Accused said he was blacked out for 24 hours at time of alleged murder

Tyler Hikoalok continues testimony at first-degree murder trial

Tyler Hikoalok continued his testimony under cross-examination on Wednesday in his first-degree murder trial in Ottawa as Judge Anne London-Weinstein looks on. Hikoalok, 22, is accused of killing Elisabeth Salm, 59, in 2018. He has pleaded not guilty. (Courtroom sketch by Lauren Foster-MacLeod)

By Madalyn Howitt

Tyler Hikoalok said he was blacked out for almost 24 hours the day that police and prosecutors allege he killed Elisabeth Salm more than four years ago. 

The Cambridge Bay man continued his testimony under cross-examination Wednesday in his trial for first-degree murder.

Hikoalok is charged killing Salm, 59, as she worked in the library of the Christian Science Reading Room in Ottawa on May 24, 2018. 

He has pleaded not guilty to the charge. 

Salm’s family sat together in the courtroom on Wednesday, listening closely to Hikoalok’s testimony. 

The 22-year-old has a stocky frame and stands just a few inches above five feet. 

On the witness stand, he spoke slowly, often mumbling his answers so quietly that he had to be asked to repeat himself several times for the courtroom to hear. 
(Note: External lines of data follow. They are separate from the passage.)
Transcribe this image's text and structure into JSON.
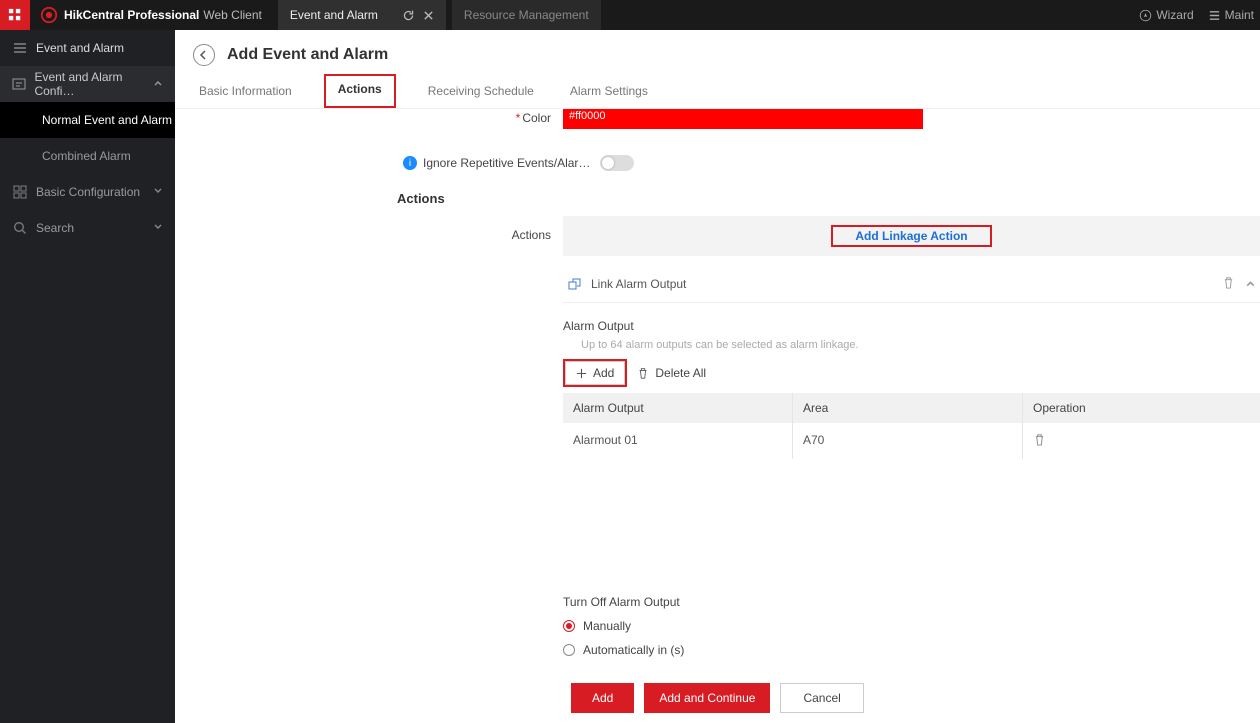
{
  "brand": {
    "bold": "HikCentral Professional",
    "light": "Web Client"
  },
  "topTabs": {
    "active": "Event and Alarm",
    "inactive": "Resource Management"
  },
  "topRight": {
    "wizard": "Wizard",
    "maint": "Maint"
  },
  "sidebar": {
    "root": "Event and Alarm",
    "config": "Event and Alarm Confi…",
    "normal": "Normal Event and Alarm",
    "combined": "Combined Alarm",
    "basic": "Basic Configuration",
    "search": "Search"
  },
  "page": {
    "title": "Add Event and Alarm",
    "subtabs": {
      "basic": "Basic Information",
      "actions": "Actions",
      "schedule": "Receiving Schedule",
      "alarm": "Alarm Settings"
    }
  },
  "color": {
    "label": "Color",
    "value": "#ff0000"
  },
  "ignore": {
    "label": "Ignore Repetitive Events/Alar…"
  },
  "sections": {
    "actions": "Actions"
  },
  "actionsRow": {
    "label": "Actions",
    "linkageBtn": "Add Linkage Action"
  },
  "linkPanel": {
    "title": "Link Alarm Output",
    "alarmOutputLabel": "Alarm Output",
    "hint": "Up to 64 alarm outputs can be selected as alarm linkage.",
    "addBtn": "Add",
    "deleteAll": "Delete All",
    "cols": {
      "a": "Alarm Output",
      "b": "Area",
      "c": "Operation"
    },
    "rows": [
      {
        "a": "Alarmout 01",
        "b": "A70"
      }
    ],
    "turnOffLabel": "Turn Off Alarm Output",
    "radioManual": "Manually",
    "radioAuto": "Automatically in (s)"
  },
  "footer": {
    "add": "Add",
    "addContinue": "Add and Continue",
    "cancel": "Cancel"
  }
}
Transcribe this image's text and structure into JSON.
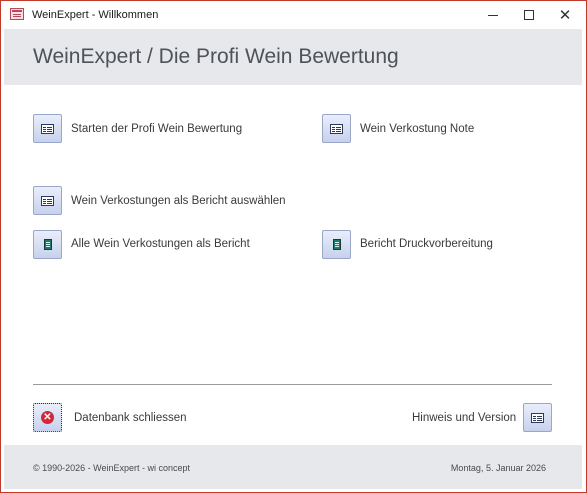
{
  "window": {
    "title": "WeinExpert - Willkommen",
    "close_glyph": "✕"
  },
  "header": {
    "title": "WeinExpert / Die Profi Wein Bewertung"
  },
  "buttons": {
    "starten": "Starten der Profi Wein Bewertung",
    "verkostung_note": "Wein Verkostung Note",
    "verkostungen_auswaehlen": "Wein Verkostungen als Bericht auswählen",
    "alle_verkostungen": "Alle Wein Verkostungen als Bericht",
    "druckvorbereitung": "Bericht Druckvorbereitung",
    "datenbank_schliessen": "Datenbank schliessen",
    "hinweis_version": "Hinweis und Version"
  },
  "icons": {
    "form": "form-icon",
    "report": "report-icon",
    "close_db": "close-circle-icon",
    "close_db_glyph": "✕"
  },
  "colors": {
    "header_bg": "#e6e8ec",
    "window_border": "#c0392b",
    "button_gradient_top": "#e9eefb",
    "button_gradient_bottom": "#c7d1ec",
    "close_icon": "#d3263a"
  },
  "footer": {
    "copyright": "© 1990-2026 - WeinExpert - wi concept",
    "date": "Montag, 5. Januar 2026"
  }
}
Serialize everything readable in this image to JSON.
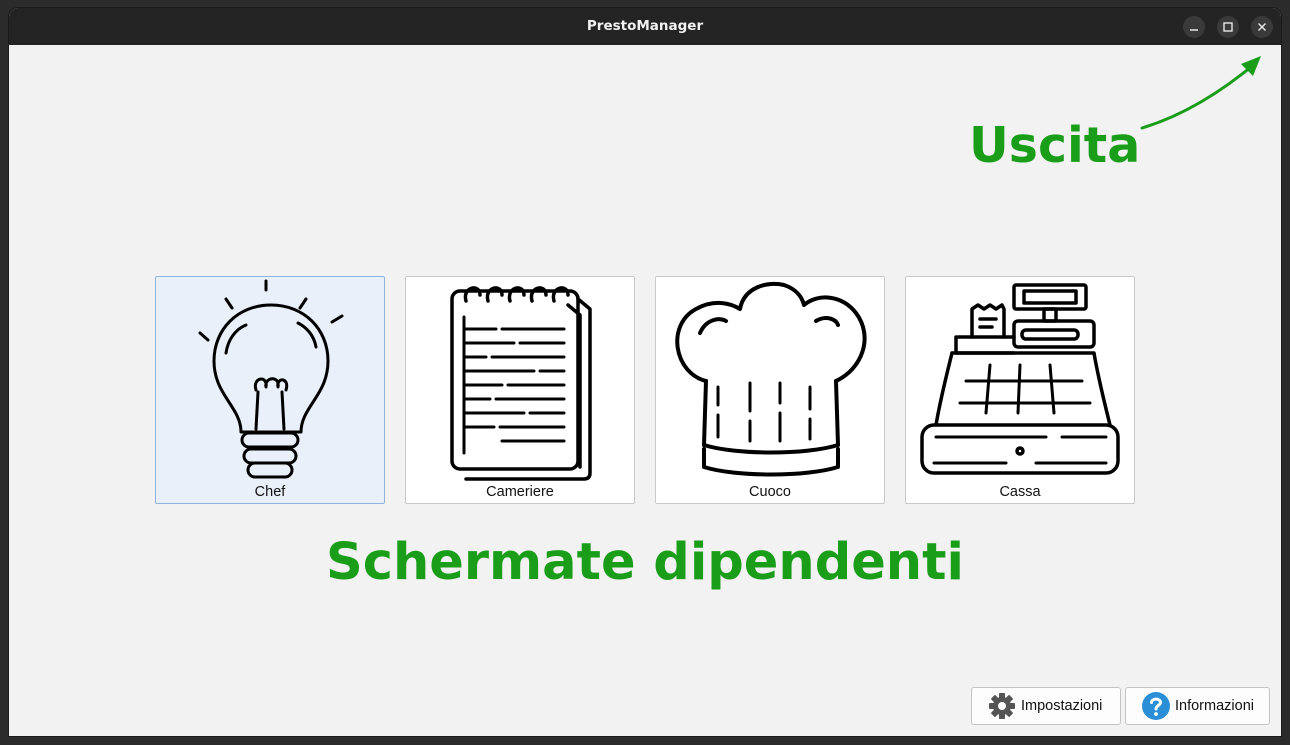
{
  "window": {
    "title": "PrestoManager",
    "controls": [
      "minimize-icon",
      "maximize-icon",
      "close-icon"
    ]
  },
  "annotations": {
    "exit_label": "Uscita",
    "screens_label": "Schermate dipendenti",
    "color": "#1a9e1a"
  },
  "tiles": [
    {
      "label": "Chef",
      "icon": "lightbulb-icon",
      "selected": true
    },
    {
      "label": "Cameriere",
      "icon": "notepad-icon",
      "selected": false
    },
    {
      "label": "Cuoco",
      "icon": "chef-hat-icon",
      "selected": false
    },
    {
      "label": "Cassa",
      "icon": "cash-register-icon",
      "selected": false
    }
  ],
  "footer": {
    "settings_label": "Impostazioni",
    "info_label": "Informazioni"
  },
  "colors": {
    "titlebar": "#242424",
    "background": "#f2f2f2",
    "selected_tile": "#e9f0fa",
    "info_icon": "#2a8fd6"
  }
}
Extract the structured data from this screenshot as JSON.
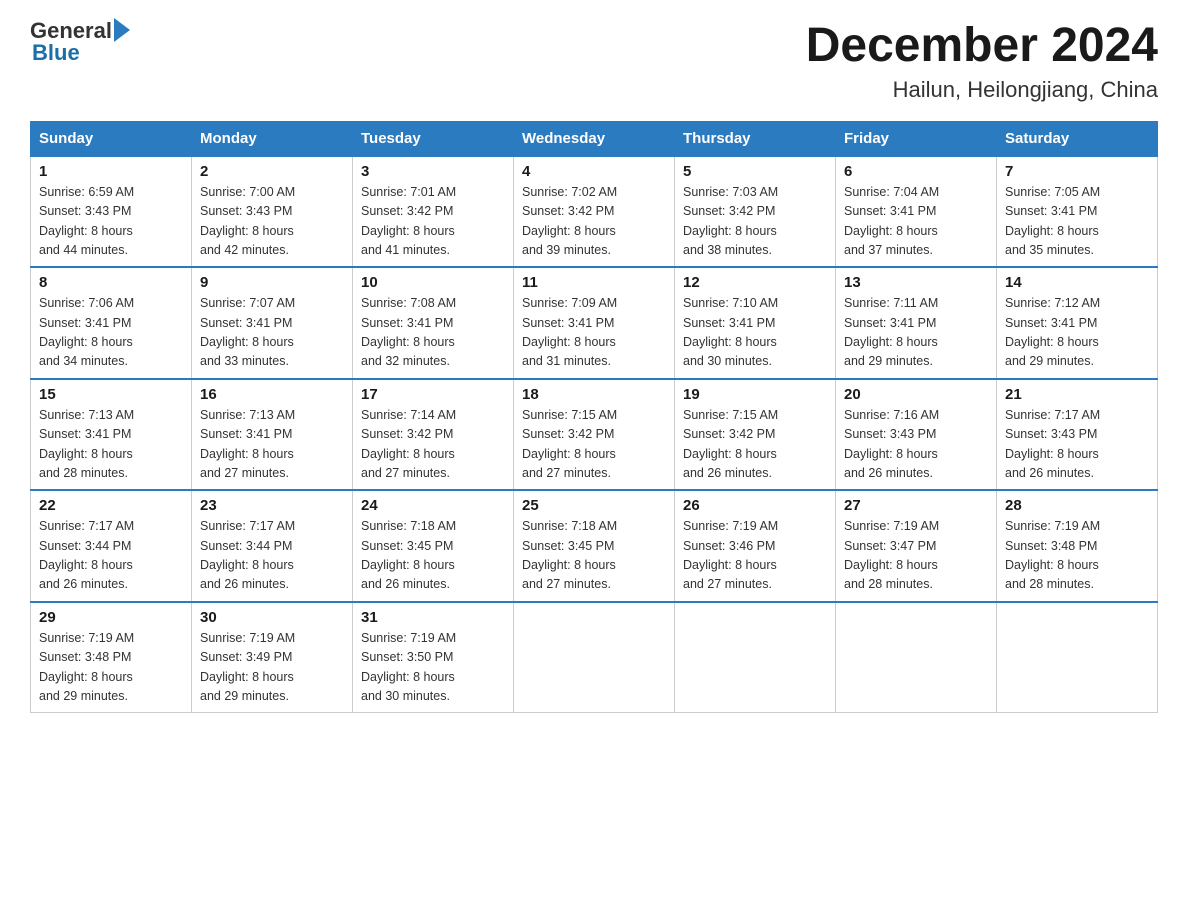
{
  "header": {
    "logo_general": "General",
    "logo_blue": "Blue",
    "calendar_title": "December 2024",
    "calendar_subtitle": "Hailun, Heilongjiang, China"
  },
  "weekdays": [
    "Sunday",
    "Monday",
    "Tuesday",
    "Wednesday",
    "Thursday",
    "Friday",
    "Saturday"
  ],
  "weeks": [
    [
      {
        "day": "1",
        "sunrise": "6:59 AM",
        "sunset": "3:43 PM",
        "daylight": "8 hours and 44 minutes."
      },
      {
        "day": "2",
        "sunrise": "7:00 AM",
        "sunset": "3:43 PM",
        "daylight": "8 hours and 42 minutes."
      },
      {
        "day": "3",
        "sunrise": "7:01 AM",
        "sunset": "3:42 PM",
        "daylight": "8 hours and 41 minutes."
      },
      {
        "day": "4",
        "sunrise": "7:02 AM",
        "sunset": "3:42 PM",
        "daylight": "8 hours and 39 minutes."
      },
      {
        "day": "5",
        "sunrise": "7:03 AM",
        "sunset": "3:42 PM",
        "daylight": "8 hours and 38 minutes."
      },
      {
        "day": "6",
        "sunrise": "7:04 AM",
        "sunset": "3:41 PM",
        "daylight": "8 hours and 37 minutes."
      },
      {
        "day": "7",
        "sunrise": "7:05 AM",
        "sunset": "3:41 PM",
        "daylight": "8 hours and 35 minutes."
      }
    ],
    [
      {
        "day": "8",
        "sunrise": "7:06 AM",
        "sunset": "3:41 PM",
        "daylight": "8 hours and 34 minutes."
      },
      {
        "day": "9",
        "sunrise": "7:07 AM",
        "sunset": "3:41 PM",
        "daylight": "8 hours and 33 minutes."
      },
      {
        "day": "10",
        "sunrise": "7:08 AM",
        "sunset": "3:41 PM",
        "daylight": "8 hours and 32 minutes."
      },
      {
        "day": "11",
        "sunrise": "7:09 AM",
        "sunset": "3:41 PM",
        "daylight": "8 hours and 31 minutes."
      },
      {
        "day": "12",
        "sunrise": "7:10 AM",
        "sunset": "3:41 PM",
        "daylight": "8 hours and 30 minutes."
      },
      {
        "day": "13",
        "sunrise": "7:11 AM",
        "sunset": "3:41 PM",
        "daylight": "8 hours and 29 minutes."
      },
      {
        "day": "14",
        "sunrise": "7:12 AM",
        "sunset": "3:41 PM",
        "daylight": "8 hours and 29 minutes."
      }
    ],
    [
      {
        "day": "15",
        "sunrise": "7:13 AM",
        "sunset": "3:41 PM",
        "daylight": "8 hours and 28 minutes."
      },
      {
        "day": "16",
        "sunrise": "7:13 AM",
        "sunset": "3:41 PM",
        "daylight": "8 hours and 27 minutes."
      },
      {
        "day": "17",
        "sunrise": "7:14 AM",
        "sunset": "3:42 PM",
        "daylight": "8 hours and 27 minutes."
      },
      {
        "day": "18",
        "sunrise": "7:15 AM",
        "sunset": "3:42 PM",
        "daylight": "8 hours and 27 minutes."
      },
      {
        "day": "19",
        "sunrise": "7:15 AM",
        "sunset": "3:42 PM",
        "daylight": "8 hours and 26 minutes."
      },
      {
        "day": "20",
        "sunrise": "7:16 AM",
        "sunset": "3:43 PM",
        "daylight": "8 hours and 26 minutes."
      },
      {
        "day": "21",
        "sunrise": "7:17 AM",
        "sunset": "3:43 PM",
        "daylight": "8 hours and 26 minutes."
      }
    ],
    [
      {
        "day": "22",
        "sunrise": "7:17 AM",
        "sunset": "3:44 PM",
        "daylight": "8 hours and 26 minutes."
      },
      {
        "day": "23",
        "sunrise": "7:17 AM",
        "sunset": "3:44 PM",
        "daylight": "8 hours and 26 minutes."
      },
      {
        "day": "24",
        "sunrise": "7:18 AM",
        "sunset": "3:45 PM",
        "daylight": "8 hours and 26 minutes."
      },
      {
        "day": "25",
        "sunrise": "7:18 AM",
        "sunset": "3:45 PM",
        "daylight": "8 hours and 27 minutes."
      },
      {
        "day": "26",
        "sunrise": "7:19 AM",
        "sunset": "3:46 PM",
        "daylight": "8 hours and 27 minutes."
      },
      {
        "day": "27",
        "sunrise": "7:19 AM",
        "sunset": "3:47 PM",
        "daylight": "8 hours and 28 minutes."
      },
      {
        "day": "28",
        "sunrise": "7:19 AM",
        "sunset": "3:48 PM",
        "daylight": "8 hours and 28 minutes."
      }
    ],
    [
      {
        "day": "29",
        "sunrise": "7:19 AM",
        "sunset": "3:48 PM",
        "daylight": "8 hours and 29 minutes."
      },
      {
        "day": "30",
        "sunrise": "7:19 AM",
        "sunset": "3:49 PM",
        "daylight": "8 hours and 29 minutes."
      },
      {
        "day": "31",
        "sunrise": "7:19 AM",
        "sunset": "3:50 PM",
        "daylight": "8 hours and 30 minutes."
      },
      null,
      null,
      null,
      null
    ]
  ],
  "labels": {
    "sunrise": "Sunrise:",
    "sunset": "Sunset:",
    "daylight": "Daylight:"
  }
}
Crown prosecutor Brian Holowka continued to push Hikoalok on what appeared to be inconsistencies in his recollections of May 24, based on what he told detectives shortly after his arrest, what he told a forensic psychiatrist earlier this month and what he said on the witness stand.

Referring to a transcript of an interview that the accused did with police when he was arrested on May 27, three days after Salm’s death, Holowka told the courtroom that Hikoalok had told detectives he had been drinking alone on May 24. 

Earlier in his testimony Hikoalok had said that he had been drinking with a friend. 

He also told detectives that he had walked around the city on the night of May 24, but said in his testimony that after drinking on Rideau Street that morning he blacked out until he woke up the next morning, on May 25, behind a bus stop in Vanier, an Ottawa neighbourhood a few kilometres east of downtown. 

Hikoalok said he could not recall what he did on May 25, but he told a forensic psychiatrist that he went to the public library to meet a friend that day. 

Holowka also pressed the accused on how his DNA could have ended up on Salm’s body. 

Earlier in the trial forensic investigators testified that they found semen on the body of Salm that matched Hikoalok’s DNA profile. 

Salm’s blood was also found on Hikoalok’s shoes and on a leather bracelet he was wearing when he was arrested. 

Hikoalok repeatedly shrugged his shoulders and answered, “I don’t recall.”

On Tuesday, Hikoalok said he had never met Salm before May 24 and had never before been to the Christian Science Reading Room. 

The forensic psychiatrist who examined Hikoalok for signs of fetal alcohol spectrum disorder is expected to testify about his findings on Thursday.